On Windows it’s particularly painful because we’re stuck with the spawn start method, so even if you wrap the process in async, the fundamental costs and constraints don’t go away:
process creation and inter-process communication overhead,
arguments and callables need to be picklable (so lots of lambdas/closures don’t work),
the whole if __name__ == "__main__": requirement,
functions needing to live at module top level so they can be imported by the child process.
That’s the part I find “hard”: not the async layer itself, but the combination of process semantics + Windows + pickling and IPC.
My question is less about how to await a subprocess nicely, and more about whether there’s a good pattern or library for building a taskflow/executor that allocates resources to different task types and runs smoothly on multiple operating systems.
If you’ve found any approaches that deal well with that side of things, I’d really love to hear about them.
I must confess I’m skeptical about the need for Gatling and don’t understand the point of it, let along the value it adds to writing my code according to its paradigm.
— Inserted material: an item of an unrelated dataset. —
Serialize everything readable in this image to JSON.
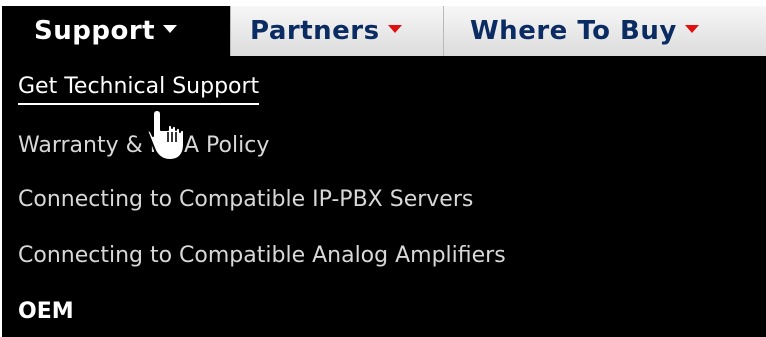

I just wanted to make that specific suggestion, based on a recent positive experience.
building a taskflow/executor that allocates resources to different task types and runs smoothly on multiple operating systems.
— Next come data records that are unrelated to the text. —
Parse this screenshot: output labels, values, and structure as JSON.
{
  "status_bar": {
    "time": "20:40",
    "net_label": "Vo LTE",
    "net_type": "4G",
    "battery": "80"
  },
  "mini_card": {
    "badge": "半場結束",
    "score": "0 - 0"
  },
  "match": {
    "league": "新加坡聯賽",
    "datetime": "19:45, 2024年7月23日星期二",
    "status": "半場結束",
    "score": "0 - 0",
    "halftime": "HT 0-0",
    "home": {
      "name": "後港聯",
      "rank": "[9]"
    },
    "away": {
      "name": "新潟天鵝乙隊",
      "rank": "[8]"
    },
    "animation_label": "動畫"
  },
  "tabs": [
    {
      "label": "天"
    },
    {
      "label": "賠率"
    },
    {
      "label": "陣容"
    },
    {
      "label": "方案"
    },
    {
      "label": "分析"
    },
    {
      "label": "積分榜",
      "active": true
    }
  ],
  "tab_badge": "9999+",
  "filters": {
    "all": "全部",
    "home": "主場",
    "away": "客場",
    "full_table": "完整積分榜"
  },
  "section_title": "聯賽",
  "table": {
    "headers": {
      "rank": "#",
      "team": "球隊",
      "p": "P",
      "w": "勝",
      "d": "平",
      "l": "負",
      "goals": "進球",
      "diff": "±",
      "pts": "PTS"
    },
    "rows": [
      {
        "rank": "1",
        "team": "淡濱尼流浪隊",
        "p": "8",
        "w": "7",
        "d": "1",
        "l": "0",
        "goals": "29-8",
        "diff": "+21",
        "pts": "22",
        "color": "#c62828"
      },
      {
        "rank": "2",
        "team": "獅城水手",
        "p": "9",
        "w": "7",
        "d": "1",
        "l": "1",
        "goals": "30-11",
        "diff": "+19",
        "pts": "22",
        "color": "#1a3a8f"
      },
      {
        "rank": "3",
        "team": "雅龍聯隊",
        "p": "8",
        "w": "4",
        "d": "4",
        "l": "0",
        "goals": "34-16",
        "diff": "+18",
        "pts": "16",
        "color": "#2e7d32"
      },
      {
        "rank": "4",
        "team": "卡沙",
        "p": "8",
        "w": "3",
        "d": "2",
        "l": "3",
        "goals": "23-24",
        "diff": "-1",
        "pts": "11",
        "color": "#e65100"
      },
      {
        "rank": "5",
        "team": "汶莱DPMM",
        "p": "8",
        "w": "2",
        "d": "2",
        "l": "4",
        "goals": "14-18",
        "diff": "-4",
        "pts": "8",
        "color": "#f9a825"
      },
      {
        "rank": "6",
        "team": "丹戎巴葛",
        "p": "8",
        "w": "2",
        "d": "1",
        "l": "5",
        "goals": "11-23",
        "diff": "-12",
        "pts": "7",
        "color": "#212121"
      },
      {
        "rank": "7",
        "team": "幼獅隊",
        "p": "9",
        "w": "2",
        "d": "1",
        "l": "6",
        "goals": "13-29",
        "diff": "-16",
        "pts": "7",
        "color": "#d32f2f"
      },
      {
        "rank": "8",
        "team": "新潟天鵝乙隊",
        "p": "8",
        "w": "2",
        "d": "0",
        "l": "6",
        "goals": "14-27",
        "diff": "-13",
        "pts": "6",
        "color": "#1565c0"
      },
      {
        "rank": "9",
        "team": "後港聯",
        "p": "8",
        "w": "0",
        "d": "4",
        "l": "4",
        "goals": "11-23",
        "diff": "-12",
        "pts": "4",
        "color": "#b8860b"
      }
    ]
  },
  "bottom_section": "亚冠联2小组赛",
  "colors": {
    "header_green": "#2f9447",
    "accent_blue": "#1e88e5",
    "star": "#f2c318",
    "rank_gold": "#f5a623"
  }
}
Is the user’s client in a main Python process ever in charge of those compute resources? Normally, Python’s got to request them from the OS, or some other service doesn’t it?
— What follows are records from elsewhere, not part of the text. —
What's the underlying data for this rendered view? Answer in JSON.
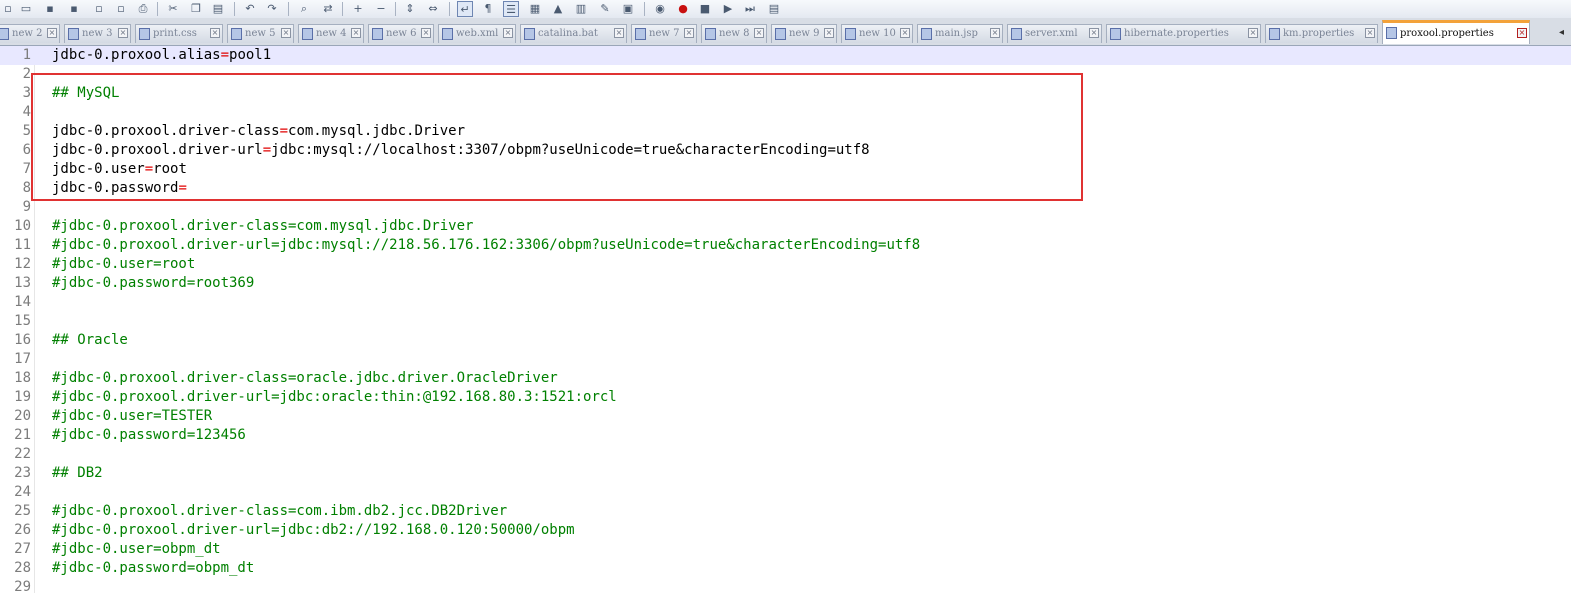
{
  "toolbar": {
    "buttons": [
      {
        "name": "new-file-icon",
        "glyph": "▫"
      },
      {
        "name": "open-file-icon",
        "glyph": "▭"
      },
      {
        "name": "save-icon",
        "glyph": "▪"
      },
      {
        "name": "save-all-icon",
        "glyph": "▪"
      },
      {
        "name": "close-icon",
        "glyph": "▫"
      },
      {
        "name": "close-all-icon",
        "glyph": "▫"
      },
      {
        "name": "print-icon",
        "glyph": "⎙"
      },
      {
        "name": "cut-icon",
        "glyph": "✂"
      },
      {
        "name": "copy-icon",
        "glyph": "❐"
      },
      {
        "name": "paste-icon",
        "glyph": "▤"
      },
      {
        "name": "undo-icon",
        "glyph": "↶"
      },
      {
        "name": "redo-icon",
        "glyph": "↷"
      },
      {
        "name": "find-icon",
        "glyph": "⌕"
      },
      {
        "name": "replace-icon",
        "glyph": "⇄"
      },
      {
        "name": "zoom-in-icon",
        "glyph": "+"
      },
      {
        "name": "zoom-out-icon",
        "glyph": "−"
      },
      {
        "name": "sync-vertical-icon",
        "glyph": "⇕"
      },
      {
        "name": "sync-horizontal-icon",
        "glyph": "⇔"
      },
      {
        "name": "word-wrap-icon",
        "glyph": "↵"
      },
      {
        "name": "show-all-chars-icon",
        "glyph": "¶"
      },
      {
        "name": "indent-guide-icon",
        "glyph": "☰"
      },
      {
        "name": "user-lang-icon",
        "glyph": "▦"
      },
      {
        "name": "function-list-icon",
        "glyph": "▲"
      },
      {
        "name": "folder-workspace-icon",
        "glyph": "▥"
      },
      {
        "name": "doc-map-icon",
        "glyph": "✎"
      },
      {
        "name": "monitor-icon",
        "glyph": "▣"
      },
      {
        "name": "eye-icon",
        "glyph": "◉"
      },
      {
        "name": "record-macro-icon",
        "glyph": "●"
      },
      {
        "name": "stop-macro-icon",
        "glyph": "■"
      },
      {
        "name": "play-macro-icon",
        "glyph": "▶"
      },
      {
        "name": "run-macro-multiple-icon",
        "glyph": "⏭"
      },
      {
        "name": "save-macro-icon",
        "glyph": "▤"
      }
    ]
  },
  "tabs": [
    {
      "label": "new 2",
      "active": false
    },
    {
      "label": "new 3",
      "active": false
    },
    {
      "label": "print.css",
      "active": false
    },
    {
      "label": "new 5",
      "active": false
    },
    {
      "label": "new 4",
      "active": false
    },
    {
      "label": "new 6",
      "active": false
    },
    {
      "label": "web.xml",
      "active": false
    },
    {
      "label": "catalina.bat",
      "active": false
    },
    {
      "label": "new 7",
      "active": false
    },
    {
      "label": "new 8",
      "active": false
    },
    {
      "label": "new 9",
      "active": false
    },
    {
      "label": "new 10",
      "active": false
    },
    {
      "label": "main.jsp",
      "active": false
    },
    {
      "label": "server.xml",
      "active": false
    },
    {
      "label": "hibernate.properties",
      "active": false
    },
    {
      "label": "km.properties",
      "active": false
    },
    {
      "label": "proxool.properties",
      "active": true
    }
  ],
  "tab_close_glyph": "×",
  "tab_scroll_glyph": "◂",
  "editor": {
    "current_line": 1,
    "lines": [
      {
        "n": "1",
        "text": "jdbc-0.proxool.alias=pool1",
        "kind": "kv"
      },
      {
        "n": "2",
        "text": "",
        "kind": "blank"
      },
      {
        "n": "3",
        "text": "## MySQL",
        "kind": "comment"
      },
      {
        "n": "4",
        "text": "",
        "kind": "blank"
      },
      {
        "n": "5",
        "text": "jdbc-0.proxool.driver-class=com.mysql.jdbc.Driver",
        "kind": "kv"
      },
      {
        "n": "6",
        "text": "jdbc-0.proxool.driver-url=jdbc:mysql://localhost:3307/obpm?useUnicode=true&characterEncoding=utf8",
        "kind": "kv"
      },
      {
        "n": "7",
        "text": "jdbc-0.user=root",
        "kind": "kv"
      },
      {
        "n": "8",
        "text": "jdbc-0.password=",
        "kind": "kv"
      },
      {
        "n": "9",
        "text": "",
        "kind": "blank"
      },
      {
        "n": "10",
        "text": "#jdbc-0.proxool.driver-class=com.mysql.jdbc.Driver",
        "kind": "comment"
      },
      {
        "n": "11",
        "text": "#jdbc-0.proxool.driver-url=jdbc:mysql://218.56.176.162:3306/obpm?useUnicode=true&characterEncoding=utf8",
        "kind": "comment"
      },
      {
        "n": "12",
        "text": "#jdbc-0.user=root",
        "kind": "comment"
      },
      {
        "n": "13",
        "text": "#jdbc-0.password=root369",
        "kind": "comment"
      },
      {
        "n": "14",
        "text": "",
        "kind": "blank"
      },
      {
        "n": "15",
        "text": "",
        "kind": "blank"
      },
      {
        "n": "16",
        "text": "## Oracle",
        "kind": "comment"
      },
      {
        "n": "17",
        "text": "",
        "kind": "blank"
      },
      {
        "n": "18",
        "text": "#jdbc-0.proxool.driver-class=oracle.jdbc.driver.OracleDriver",
        "kind": "comment"
      },
      {
        "n": "19",
        "text": "#jdbc-0.proxool.driver-url=jdbc:oracle:thin:@192.168.80.3:1521:orcl",
        "kind": "comment"
      },
      {
        "n": "20",
        "text": "#jdbc-0.user=TESTER",
        "kind": "comment"
      },
      {
        "n": "21",
        "text": "#jdbc-0.password=123456",
        "kind": "comment"
      },
      {
        "n": "22",
        "text": "",
        "kind": "blank"
      },
      {
        "n": "23",
        "text": "## DB2",
        "kind": "comment"
      },
      {
        "n": "24",
        "text": "",
        "kind": "blank"
      },
      {
        "n": "25",
        "text": "#jdbc-0.proxool.driver-class=com.ibm.db2.jcc.DB2Driver",
        "kind": "comment"
      },
      {
        "n": "26",
        "text": "#jdbc-0.proxool.driver-url=jdbc:db2://192.168.0.120:50000/obpm",
        "kind": "comment"
      },
      {
        "n": "27",
        "text": "#jdbc-0.user=obpm_dt",
        "kind": "comment"
      },
      {
        "n": "28",
        "text": "#jdbc-0.password=obpm_dt",
        "kind": "comment"
      },
      {
        "n": "29",
        "text": "",
        "kind": "blank"
      }
    ]
  },
  "colors": {
    "comment": "#008000",
    "operator": "#e00000",
    "current_line": "#e8e8ff",
    "annotation_box": "#e03232",
    "active_tab_accent": "#f3a23a"
  }
}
On Windows it’s particularly painful
My 4GB Windows laptop works great… …for spinning up cloud Linux servers.
When I need loads of different processes, I like to set them all out in a Docker Compose file, and let the host OS and container engine figure out resource scheduling. If I ever need to launch new processes dynamically, I’ll stop merely reading about Kubernetes and actually start using it.
I understand that tools like Docker or Kubernetes are powerful for resource management and distributed workloads. You could even use Kafka to handle high-volume queues and implement a publish–subscribe model. But for many common Python tasks, using them is overkill and overly complicated.
What I want is a lightweight but powerful framework that lets you fully utilize local resources with just a few lines of code. For example:
Line 1: define an I/O-bound task (like a network request).
Line 2: define a CPU-bound task (like a heavy computation).
Line 3: define a disk-bound task (like writing to a file).
The framework would then automatically decide how to execute each task — using async for I/O, multiple cores for CPU-heavy work, and threads for disk operations — all without the developer worrying about low-level configuration.
More importantly, this framework focuses on defining what needs to be done and what resources should be used, not how to do it. I don’t want to describe the execution process in detail or optimize every layer manually. That just makes things too complex. Instead, I want to express these tasks in the simplest way possible and let the framework complete them as fast as possible with minimal resource usage.
Right now, I haven’t seen a framework that really does this. Of course, you could achieve something similar with Docker, Kubernetes, or even microservices, but that’s far too heavy for small or local Python workloads.
Your ambition is fantastic! Have you thought about making Gatling get the most out of the GIL free, and free threading Python builds?
Async and threading bugs can be particularly complicated So if the tasks must all be in the same application (i.e. we can’t refactor anything more into separate Docker / K8S services) then personally I prefer to use the native features of the language, and decide what runs what, myself. Task execution is a first class concern for me.
Thanks! I’ll support the GIL-free builds later on, but it’s not a top priority right now. I’m currently focusing more on optimizing database and Redis connections, and some multi-GPU scheduling work. The project’s now updated to version 0.3.0.0, which already supports multiprocessing through the “multiprocess” and “dill” libraries.